I still maintain that your initial choice for the change of variables is the better one, with no square roots etc. Here's how I'd approach the problem. We let $u = x^2 - y^2$ and $v = \dfrac{y}{x}$. Then, $1 \leq u \leq 4$ and $0 \leq v \leq \dfrac{1}{2}$. Now, you're supposed to calculate the determinant: \begin{align} \det \dfrac{\partial(x,y)}{\partial(u,v)} \end{align} (this is simply the $2 \times 2$ matrix of partial derivatives, evaluated at the appropriate point).
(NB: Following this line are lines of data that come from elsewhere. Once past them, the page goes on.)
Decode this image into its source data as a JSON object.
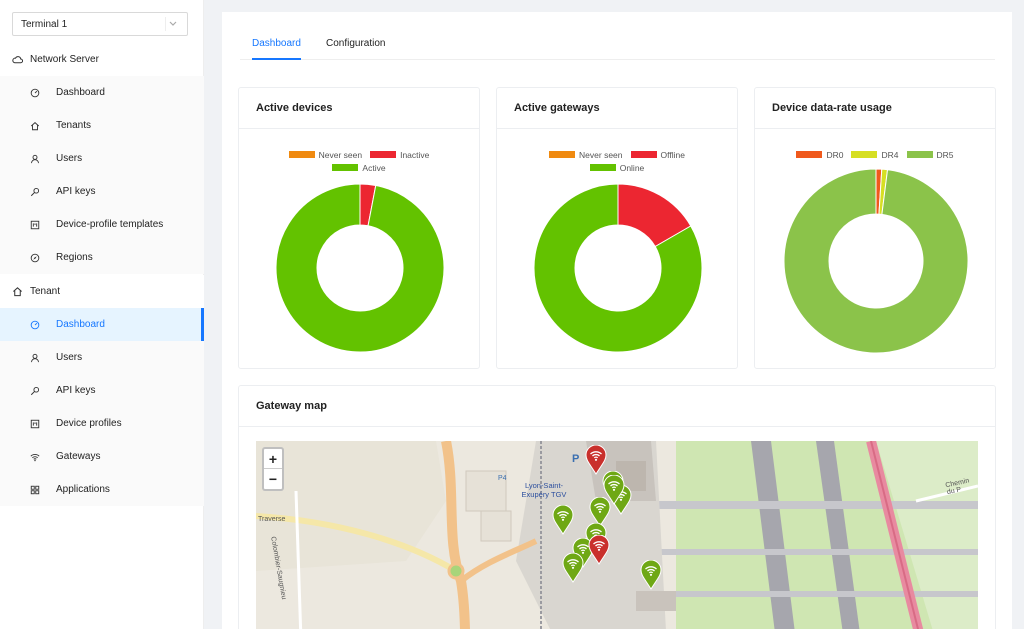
{
  "sidebar": {
    "tenant_select": {
      "value": "Terminal 1"
    },
    "network_server": {
      "label": "Network Server",
      "items": [
        {
          "label": "Dashboard",
          "icon": "dashboard-icon"
        },
        {
          "label": "Tenants",
          "icon": "home-icon"
        },
        {
          "label": "Users",
          "icon": "user-icon"
        },
        {
          "label": "API keys",
          "icon": "key-icon"
        },
        {
          "label": "Device-profile templates",
          "icon": "template-icon"
        },
        {
          "label": "Regions",
          "icon": "compass-icon"
        }
      ]
    },
    "tenant": {
      "label": "Tenant",
      "items": [
        {
          "label": "Dashboard",
          "icon": "dashboard-icon",
          "active": true
        },
        {
          "label": "Users",
          "icon": "user-icon"
        },
        {
          "label": "API keys",
          "icon": "key-icon"
        },
        {
          "label": "Device profiles",
          "icon": "template-icon"
        },
        {
          "label": "Gateways",
          "icon": "wifi-icon"
        },
        {
          "label": "Applications",
          "icon": "apps-icon"
        }
      ]
    }
  },
  "tabs": [
    {
      "label": "Dashboard",
      "active": true
    },
    {
      "label": "Configuration",
      "active": false
    }
  ],
  "cards": {
    "active_devices": {
      "title": "Active devices",
      "chart_data": {
        "type": "pie",
        "series": [
          {
            "name": "Never seen",
            "value": 0,
            "color": "#f08a10"
          },
          {
            "name": "Inactive",
            "value": 3,
            "color": "#ec2631"
          },
          {
            "name": "Active",
            "value": 97,
            "color": "#63c200"
          }
        ]
      }
    },
    "active_gateways": {
      "title": "Active gateways",
      "chart_data": {
        "type": "pie",
        "series": [
          {
            "name": "Never seen",
            "value": 0,
            "color": "#f08a10"
          },
          {
            "name": "Offline",
            "value": 2,
            "color": "#ec2631"
          },
          {
            "name": "Online",
            "value": 10,
            "color": "#63c200"
          }
        ]
      }
    },
    "data_rate": {
      "title": "Device data-rate usage",
      "chart_data": {
        "type": "pie",
        "series": [
          {
            "name": "DR0",
            "value": 1,
            "color": "#f0591c"
          },
          {
            "name": "DR4",
            "value": 1,
            "color": "#d6df23"
          },
          {
            "name": "DR5",
            "value": 98,
            "color": "#8bc34a"
          }
        ]
      }
    },
    "gateway_map": {
      "title": "Gateway map",
      "map_labels": {
        "station": "Lyon-Saint-Exupéry TGV",
        "parking_p4": "P4",
        "road_left": "Traverse",
        "road_colombier": "Colombier-Saugnieu",
        "road_right": "Chemin du P",
        "parking_p": "P"
      },
      "zoom_in": "+",
      "zoom_out": "−",
      "gateways": [
        {
          "status": "offline"
        },
        {
          "status": "online"
        },
        {
          "status": "online"
        },
        {
          "status": "online"
        },
        {
          "status": "online"
        },
        {
          "status": "online"
        },
        {
          "status": "online"
        },
        {
          "status": "offline"
        },
        {
          "status": "online"
        },
        {
          "status": "online"
        },
        {
          "status": "online"
        }
      ]
    }
  },
  "colors": {
    "accent": "#1677ff",
    "online": "#63c200",
    "offline": "#ec2631",
    "never_seen": "#f08a10"
  }
}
Now, by the inverse function theorem, this is in fact equal to \begin{align} \dfrac{1}{\det \dfrac{\partial(u,v)}{\partial(x,y)}} \end{align} (again, you have to interpret the notation correctly and evaluate at the right points). Well, let's calculate this: \begin{align} \left( \det \dfrac{\partial(u,v)}{\partial(x,y)} \right)^{-1} &= \left( \det \begin{pmatrix} 2x & -2y \\ -\frac{y}{x^2} & \frac{1}{x}\end{pmatrix} \right)^{-1} \\ &= \left( 2 - \dfrac{2y^2}{x^2}\right)^{-1} \\ &= \dfrac{1}{2(1-v^2)}. \end{align}
So, the integral now becomes: \begin{align} \int_E \dfrac{y}{x} \, d(x,y) &= \int_{[1,4] \times [0, \frac{1}{2}]} v \cdot \left| \det \dfrac{\partial(x,y)}{\partial(u,v)} \right|\, d(u,v) \\ &= \int_{[1,4] \times [0, \frac{1}{2}]} \dfrac{v}{2(1-v^2)} \, d(u,v) \\\\ &= \quad \ddot{\smile} \text{ you already have the correct answer} \end{align}
It is much quicker to go with the original change of variables, and then apply the inverse function theorem. Because as in this example (and many others) it is usually easier to calculate the determinant's reciprocal rather than calculating the inverse of your change of variables, then differentiating, and then calculating the determinant.
I decided to use a different transformation, letting $u=\sqrt{x^2-y^2}$ and keeping $v=\frac{y}{x}$. The bounds are $1 \leq u^2 \leq 4$ and $0 \leq v \leq \frac{1}{2}$. Then the bounds for $u$ are $1 \leq u \leq 2$.
This gives $x=\sqrt{\frac{u^2}{1-v^2}}$ and $y=v\sqrt{\frac{u^2}{1-v^2}}$, while the integrand simplifies nicely to $v$.
The partials are then: $$\frac{\delta x}{\delta u}=\frac{1}{\sqrt{1-v^2}}, \frac{\delta x}{\delta v}=\frac{uv}{\sqrt{1-v^2}^3}, \frac{\delta y}{\delta u}=\frac{v}{\sqrt{1-v^2}}, \frac{\delta y}{\delta v}=\frac{u}{\sqrt{1-v^2}^3}$$ The Jacobian comes out to $\frac{u}{1-v^2}$, so the transformed integral is:
$$\int_0^{\frac{1}{2}}\int_1^2 \frac{uv}{1-v^2}dudv$$
If my math is right, this comes out to $-\frac{3}{4}ln\frac{3}{4}$.